Netflix has laid off a further 300 employees after last month letting go of 150, mostly in the United States, amid slowing growth.
The job cuts, which the company said in May were driven by business needs and not employee performance, come as Netflix subscriptions substantially fell for the first time in a decade.
“We are so grateful for everything they have done for Netflix and are working hard to support them through this difficult transition,” the spokesperson said, referring to the laid-off workers.
Around 150 employees, or roughly 2 percent of the company’s workforce, were already laid off in May in the United States and Canada.
A cheaper, ad-supported tier is one possibility Netflix was considering offering customers as a result of its declining growth, Reuters reported.
“We’re trying to be smart about it and prudent in terms of pulling back on some of that spend growth to reflect the realities of the revenue growth of the business,” Netflix Chief Financial Officer Spencer Neumann told investors during an earnings call.
Among the headwinds Netflix said it faces is a more crowded streaming marketplace, with Amazon and Disney launching platforms, and macro factors such as sluggish economic growth, increasing inflation, conflict in Europe, and COVID-19.

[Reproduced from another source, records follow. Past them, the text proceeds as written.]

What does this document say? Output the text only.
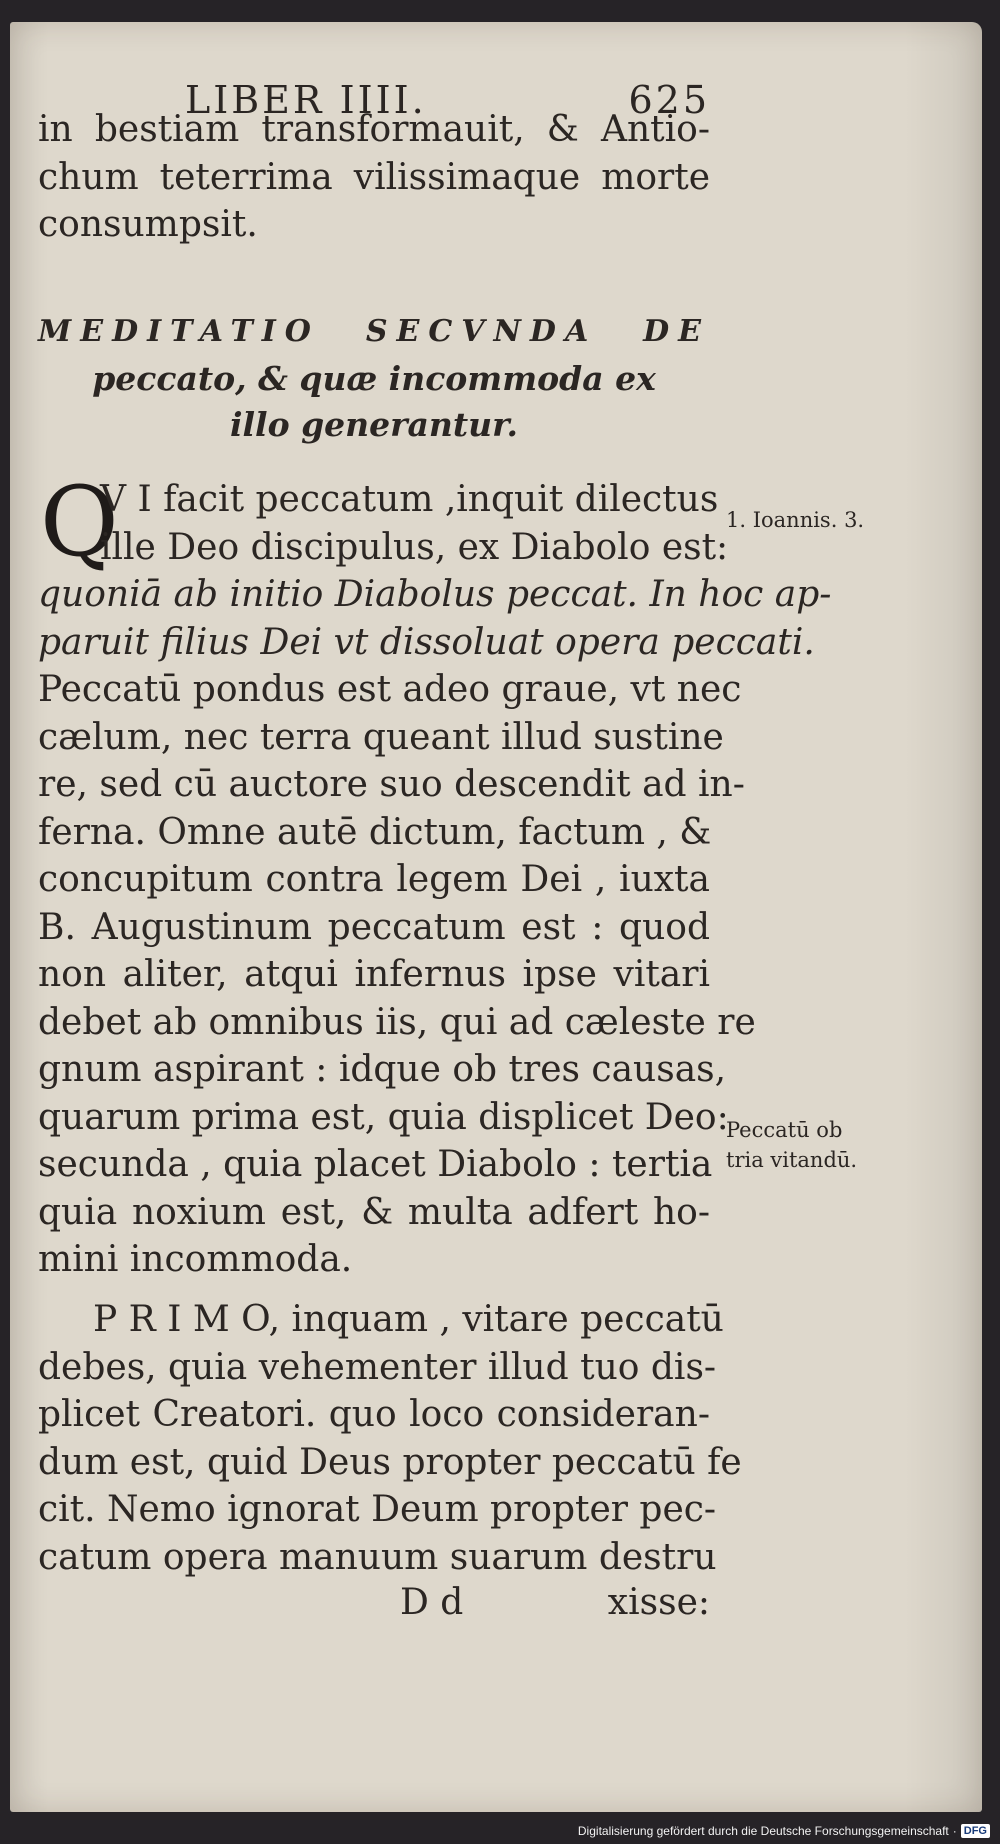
LIBER IIII.	625
in bestiam transformauit, & Antio-
chum teterrima vilissimaque morte
consumpsit.
MEDITATIO SECVNDA DE
peccato, & quæ incommoda ex
illo generantur.
Q
V I facit peccatum ,inquit dilectus
ille Deo discipulus, ex Diabolo est:
quoniā ab initio Diabolus peccat. In hoc ap-
paruit filius Dei vt dissoluat opera peccati.
Peccatū pondus est adeo graue, vt nec
cælum, nec terra queant illud sustine
re, sed cū auctore suo descendit ad in-
ferna. Omne autē dictum, factum , &
concupitum contra legem Dei , iuxta
B. Augustinum peccatum est : quod
non aliter, atqui infernus ipse vitari
debet ab omnibus iis, qui ad cæleste re
gnum aspirant : idque ob tres causas,
quarum prima est, quia displicet Deo:
secunda , quia placet Diabolo : tertia
quia noxium est, & multa adfert ho-
mini incommoda.
P R I M O, inquam , vitare peccatū
debes, quia vehementer illud tuo dis-
plicet Creatori. quo loco consideran-
dum est, quid Deus propter peccatū fe
cit. Nemo ignorat Deum propter pec-
catum opera manuum suarum destru
1. Ioannis. 3.
Peccatū ob
tria vitandū.
D d	xisse:
Digitalisierung gefördert durch die Deutsche Forschungsgemeinschaft · DFG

Given that Netflix is mostly accessed via internet-connected televisions, the number of households that haven’t taken the devices up is one factor out of the company’s control that is affecting the speed of its growth, it said. The cost of data is another factor the company can’t control.
100 Million Shared Accounts Slows Growth
In April, the company told shareholders that another reason revenue growth had slowed is because of Netflix’s “relatively high house hold penetration,” which included families sharing accounts (pdf).Netflix told shareholders that account sharing is the second biggest factor contributing to slowing growth.

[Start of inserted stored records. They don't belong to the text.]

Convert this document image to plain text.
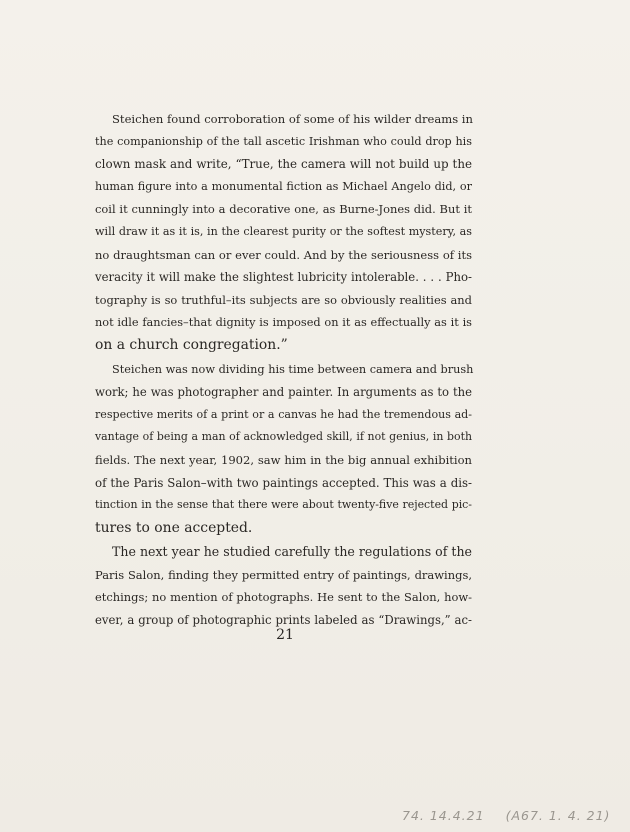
Steichen found corroboration of some of his wilder dreams in
the companionship of the tall ascetic Irishman who could drop his
clown mask and write, “True, the camera will not build up the
human figure into a monumental fiction as Michael Angelo did, or
coil it cunningly into a decorative one, as Burne-Jones did. But it
will draw it as it is, in the clearest purity or the softest mystery, as
no draughtsman can or ever could. And by the seriousness of its
veracity it will make the slightest lubricity intolerable. . . . Pho-
tography is so truthful–its subjects are so obviously realities and
not idle fancies–that dignity is imposed on it as effectually as it is
on a church congregation.”
Steichen was now dividing his time between camera and brush
work; he was photographer and painter. In arguments as to the
respective merits of a print or a canvas he had the tremendous ad-
vantage of being a man of acknowledged skill, if not genius, in both
fields. The next year, 1902, saw him in the big annual exhibition
of the Paris Salon–with two paintings accepted. This was a dis-
tinction in the sense that there were about twenty-five rejected pic-
tures to one accepted.
The next year he studied carefully the regulations of the
Paris Salon, finding they permitted entry of paintings, drawings,
etchings; no mention of photographs. He sent to the Salon, how-
ever, a group of photographic prints labeled as “Drawings,” ac-
21
74. 14.4.21 (A67. 1. 4. 21)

Around 222 million households pay for Netflix, which the company said is mostly accessed via smart televisions connected to broadband internet. But the company estimates that Netflix is being shared with over 100 million additional households, including 30 million in the United States and Canada.
“Account sharing as a percentage of our paying membership hasn’t changed much over the years, but, coupled with the first factor, means it’s harder to grow membership in many markets—an issue that was obscured by our COVID growth,” the company said in a letter to shareholders in April.
The company has been testing a strategy to monetize sharing by giving customers in Chile, Peru, and Costa Rica the option to add a profile for up to two people who don’t live with them for an additional fee.